Last week, I was working with a customer for a large Internet site (over 20 million users) who was having some performance problems with some of their internal infrastructure. The issue: slow connections to a HTTPS service. After buying some new super-duper big-iron servers, this customer (using SteelApp Traffic Manager) started to move services off the “old and busted” and onto the “new hotness” and immediately started seeing slow connections. And by slow, I mean 12 seconds slow. On “old and busted”, these HTTPS transactions were humming through at around 230-250 ms from Go to Whoa. Adding insult to injury, the slow connections weren’t occurring for every transaction – it was more like every 1 in 4 connections was slow. Now the customer swears that the new version of the software is the root cause of the issue, but I doubted that to be so. I organised with the customer to get a tcpdump from the Linux host that was running SteelApp Traffic Manager, and got the customer to recreate the issue in order to have some hard data to work with.
From the packet trace I could see that the sessions were all coming from a single IP address – it was unlikely that a routing issue further upstream was causing the issue. I started collecting statistics to see how many sessions were being affected, and the first thing I looked for is how many total sessions are in this trace using the wireshark filter (tcp.flags ==2) && (ip.dst == a.b.c.d) - in other words, show me all the SYN (or connection start) packets that are destined to the IP Address a.b.c.d. Instantly I can see the proof of the slow connections. The image at the left is a grab of the actual trace – you can see the initial SYN (or the first time the client attempted to connect), and the client will wait patiently for the next part of the “Three Way Handshake” which is a SYN-ACK. The client doesn’t see a SYN-ACK and so it sends another SYN 1.05 seconds later.. and another 1.10 seconds later, and so on until the server finally sends the SYN-ACK 11.72 seconds later.
Here was the proof I needed. Incoming connections are managed by the operating system, the network stack. It is only once the “Three Way Handshake” is completed that the connection is passed up the stack to the application. The version of the software has no relationship, in this case. The root cause is much lower than the network stack, waaaayy down in the kernel.

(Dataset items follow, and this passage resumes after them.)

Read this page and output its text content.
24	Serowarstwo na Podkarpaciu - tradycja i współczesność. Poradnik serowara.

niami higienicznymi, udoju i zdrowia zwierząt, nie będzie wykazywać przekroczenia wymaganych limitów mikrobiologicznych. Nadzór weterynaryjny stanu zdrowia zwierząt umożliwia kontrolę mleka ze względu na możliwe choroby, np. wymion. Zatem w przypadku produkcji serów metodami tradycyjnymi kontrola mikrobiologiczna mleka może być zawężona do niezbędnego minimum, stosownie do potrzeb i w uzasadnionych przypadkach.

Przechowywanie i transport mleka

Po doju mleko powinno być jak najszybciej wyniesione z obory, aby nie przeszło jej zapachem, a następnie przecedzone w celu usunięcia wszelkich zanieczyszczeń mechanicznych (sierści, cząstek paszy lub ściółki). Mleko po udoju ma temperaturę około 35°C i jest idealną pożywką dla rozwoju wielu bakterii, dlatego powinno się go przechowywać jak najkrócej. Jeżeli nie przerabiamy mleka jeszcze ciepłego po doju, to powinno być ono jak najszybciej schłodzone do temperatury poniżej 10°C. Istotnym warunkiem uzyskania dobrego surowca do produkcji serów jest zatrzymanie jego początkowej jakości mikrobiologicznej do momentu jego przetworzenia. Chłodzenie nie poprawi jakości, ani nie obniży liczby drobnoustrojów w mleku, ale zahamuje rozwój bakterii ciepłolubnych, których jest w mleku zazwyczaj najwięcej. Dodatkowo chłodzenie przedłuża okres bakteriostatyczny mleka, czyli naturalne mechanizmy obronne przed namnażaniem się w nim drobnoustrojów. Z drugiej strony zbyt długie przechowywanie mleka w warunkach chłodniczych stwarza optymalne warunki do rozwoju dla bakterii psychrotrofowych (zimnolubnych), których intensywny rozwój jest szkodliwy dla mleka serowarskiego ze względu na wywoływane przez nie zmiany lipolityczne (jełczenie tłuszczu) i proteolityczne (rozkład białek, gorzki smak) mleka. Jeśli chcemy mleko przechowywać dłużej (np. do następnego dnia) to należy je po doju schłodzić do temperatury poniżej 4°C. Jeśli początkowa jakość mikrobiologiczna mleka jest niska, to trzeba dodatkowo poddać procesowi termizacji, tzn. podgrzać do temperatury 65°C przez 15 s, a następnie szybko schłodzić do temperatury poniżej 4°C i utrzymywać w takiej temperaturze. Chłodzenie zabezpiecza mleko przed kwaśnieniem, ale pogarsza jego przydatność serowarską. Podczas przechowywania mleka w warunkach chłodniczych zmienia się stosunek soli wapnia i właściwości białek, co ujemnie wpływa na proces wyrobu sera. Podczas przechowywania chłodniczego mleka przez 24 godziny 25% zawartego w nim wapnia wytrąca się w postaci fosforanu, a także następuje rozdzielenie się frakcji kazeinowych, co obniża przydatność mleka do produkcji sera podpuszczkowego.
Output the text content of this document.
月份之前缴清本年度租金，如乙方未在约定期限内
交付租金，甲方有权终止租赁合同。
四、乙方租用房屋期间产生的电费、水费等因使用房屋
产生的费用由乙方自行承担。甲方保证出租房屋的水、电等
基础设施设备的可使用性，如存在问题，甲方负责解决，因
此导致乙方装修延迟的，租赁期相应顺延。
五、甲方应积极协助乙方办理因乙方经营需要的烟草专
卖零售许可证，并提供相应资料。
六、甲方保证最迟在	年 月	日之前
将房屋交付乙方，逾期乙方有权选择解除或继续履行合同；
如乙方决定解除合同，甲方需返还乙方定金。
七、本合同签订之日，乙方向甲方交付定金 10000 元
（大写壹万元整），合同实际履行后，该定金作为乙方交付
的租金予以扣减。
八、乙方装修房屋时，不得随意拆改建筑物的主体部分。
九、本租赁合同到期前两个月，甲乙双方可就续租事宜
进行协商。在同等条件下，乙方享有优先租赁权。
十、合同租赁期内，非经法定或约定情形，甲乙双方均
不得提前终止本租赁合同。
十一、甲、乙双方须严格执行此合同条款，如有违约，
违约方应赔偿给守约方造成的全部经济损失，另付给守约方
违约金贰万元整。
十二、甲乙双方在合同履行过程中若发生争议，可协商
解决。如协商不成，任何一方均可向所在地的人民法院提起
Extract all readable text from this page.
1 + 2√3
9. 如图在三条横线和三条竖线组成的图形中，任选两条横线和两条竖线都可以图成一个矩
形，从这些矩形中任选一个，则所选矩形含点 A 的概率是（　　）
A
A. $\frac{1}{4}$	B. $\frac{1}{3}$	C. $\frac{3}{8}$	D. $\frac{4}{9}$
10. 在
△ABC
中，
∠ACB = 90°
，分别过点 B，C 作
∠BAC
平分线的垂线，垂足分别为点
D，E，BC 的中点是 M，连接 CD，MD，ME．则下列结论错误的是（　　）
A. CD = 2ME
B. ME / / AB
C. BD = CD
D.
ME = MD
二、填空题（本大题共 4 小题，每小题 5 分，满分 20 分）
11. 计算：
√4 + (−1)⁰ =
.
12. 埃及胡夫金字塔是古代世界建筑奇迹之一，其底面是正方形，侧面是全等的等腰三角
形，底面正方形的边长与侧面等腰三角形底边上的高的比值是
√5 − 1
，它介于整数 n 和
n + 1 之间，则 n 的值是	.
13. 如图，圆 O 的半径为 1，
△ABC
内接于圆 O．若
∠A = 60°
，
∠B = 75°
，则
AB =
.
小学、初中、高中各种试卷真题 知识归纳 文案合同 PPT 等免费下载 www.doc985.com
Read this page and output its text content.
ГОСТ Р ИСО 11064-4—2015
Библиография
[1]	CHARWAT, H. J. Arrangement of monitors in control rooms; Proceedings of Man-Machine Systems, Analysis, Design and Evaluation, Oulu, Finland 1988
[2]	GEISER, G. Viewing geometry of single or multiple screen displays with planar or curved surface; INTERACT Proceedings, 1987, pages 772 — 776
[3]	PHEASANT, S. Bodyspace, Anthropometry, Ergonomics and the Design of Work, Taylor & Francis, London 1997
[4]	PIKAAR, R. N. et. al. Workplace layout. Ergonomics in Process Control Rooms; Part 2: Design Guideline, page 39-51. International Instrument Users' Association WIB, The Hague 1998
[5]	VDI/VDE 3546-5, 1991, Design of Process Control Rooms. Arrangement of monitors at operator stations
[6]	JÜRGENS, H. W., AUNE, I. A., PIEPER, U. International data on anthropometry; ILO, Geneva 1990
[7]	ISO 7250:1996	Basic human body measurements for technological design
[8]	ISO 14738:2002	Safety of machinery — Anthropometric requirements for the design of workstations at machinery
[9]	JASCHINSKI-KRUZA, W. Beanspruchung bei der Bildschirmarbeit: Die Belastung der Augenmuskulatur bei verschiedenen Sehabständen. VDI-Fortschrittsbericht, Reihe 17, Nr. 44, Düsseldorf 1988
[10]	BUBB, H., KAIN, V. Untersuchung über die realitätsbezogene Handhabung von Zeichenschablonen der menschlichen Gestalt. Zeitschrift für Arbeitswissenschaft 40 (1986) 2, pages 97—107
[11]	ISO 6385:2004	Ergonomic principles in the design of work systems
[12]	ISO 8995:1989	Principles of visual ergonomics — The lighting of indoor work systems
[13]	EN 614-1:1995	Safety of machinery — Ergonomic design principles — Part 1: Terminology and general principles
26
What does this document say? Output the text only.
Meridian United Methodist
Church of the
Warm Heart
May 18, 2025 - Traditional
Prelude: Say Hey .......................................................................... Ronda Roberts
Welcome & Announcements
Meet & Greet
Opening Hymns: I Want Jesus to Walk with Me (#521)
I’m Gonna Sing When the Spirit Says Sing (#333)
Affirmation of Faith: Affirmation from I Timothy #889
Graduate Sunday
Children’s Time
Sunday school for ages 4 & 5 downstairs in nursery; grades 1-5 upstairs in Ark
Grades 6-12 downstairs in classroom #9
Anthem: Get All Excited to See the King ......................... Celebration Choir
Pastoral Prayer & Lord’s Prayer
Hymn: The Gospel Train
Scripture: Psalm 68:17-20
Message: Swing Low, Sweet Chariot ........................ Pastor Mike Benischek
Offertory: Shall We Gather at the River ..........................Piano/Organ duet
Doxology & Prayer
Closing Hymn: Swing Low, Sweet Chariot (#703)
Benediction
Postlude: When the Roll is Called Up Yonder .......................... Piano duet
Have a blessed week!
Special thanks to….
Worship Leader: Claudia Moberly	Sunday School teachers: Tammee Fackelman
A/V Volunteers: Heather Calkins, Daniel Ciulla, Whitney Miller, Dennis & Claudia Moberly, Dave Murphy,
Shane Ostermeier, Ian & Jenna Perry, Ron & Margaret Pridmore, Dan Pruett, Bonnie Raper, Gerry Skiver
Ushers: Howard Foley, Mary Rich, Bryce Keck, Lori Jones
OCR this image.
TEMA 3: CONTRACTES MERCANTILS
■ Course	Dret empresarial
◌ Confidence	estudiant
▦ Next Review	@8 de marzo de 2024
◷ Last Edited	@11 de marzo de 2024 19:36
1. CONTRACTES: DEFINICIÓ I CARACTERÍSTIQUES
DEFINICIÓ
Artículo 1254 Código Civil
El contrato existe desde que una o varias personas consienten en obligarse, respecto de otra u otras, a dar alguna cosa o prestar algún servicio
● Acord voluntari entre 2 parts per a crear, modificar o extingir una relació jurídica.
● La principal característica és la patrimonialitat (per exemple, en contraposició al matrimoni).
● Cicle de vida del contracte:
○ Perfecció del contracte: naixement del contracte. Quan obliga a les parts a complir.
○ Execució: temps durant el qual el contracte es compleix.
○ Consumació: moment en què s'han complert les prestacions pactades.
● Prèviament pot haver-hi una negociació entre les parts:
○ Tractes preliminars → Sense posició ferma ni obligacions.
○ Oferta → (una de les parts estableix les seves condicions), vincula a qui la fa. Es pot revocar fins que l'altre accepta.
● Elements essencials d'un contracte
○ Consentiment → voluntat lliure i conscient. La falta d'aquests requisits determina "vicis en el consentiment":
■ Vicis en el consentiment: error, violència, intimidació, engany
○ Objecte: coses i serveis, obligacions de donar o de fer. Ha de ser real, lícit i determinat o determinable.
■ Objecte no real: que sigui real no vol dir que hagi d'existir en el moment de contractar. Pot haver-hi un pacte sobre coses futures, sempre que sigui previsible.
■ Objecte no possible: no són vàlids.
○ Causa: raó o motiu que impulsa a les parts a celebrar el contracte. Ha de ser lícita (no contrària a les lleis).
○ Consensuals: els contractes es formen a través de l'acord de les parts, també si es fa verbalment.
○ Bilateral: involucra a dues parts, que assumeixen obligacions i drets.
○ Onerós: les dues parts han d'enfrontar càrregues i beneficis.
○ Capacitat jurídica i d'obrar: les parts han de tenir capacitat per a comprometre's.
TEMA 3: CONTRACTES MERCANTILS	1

In this scenario, the root cause was the network stack running out of available connection space in the receive queue. The underlying Linux operating system had not been tuned for a larger number of incoming connections. The root fix for this issue was to tune the network parameters, specifically setting net.core.somaxconn=1024 from its default setting of 128. After making this change, the performance issue was resolved.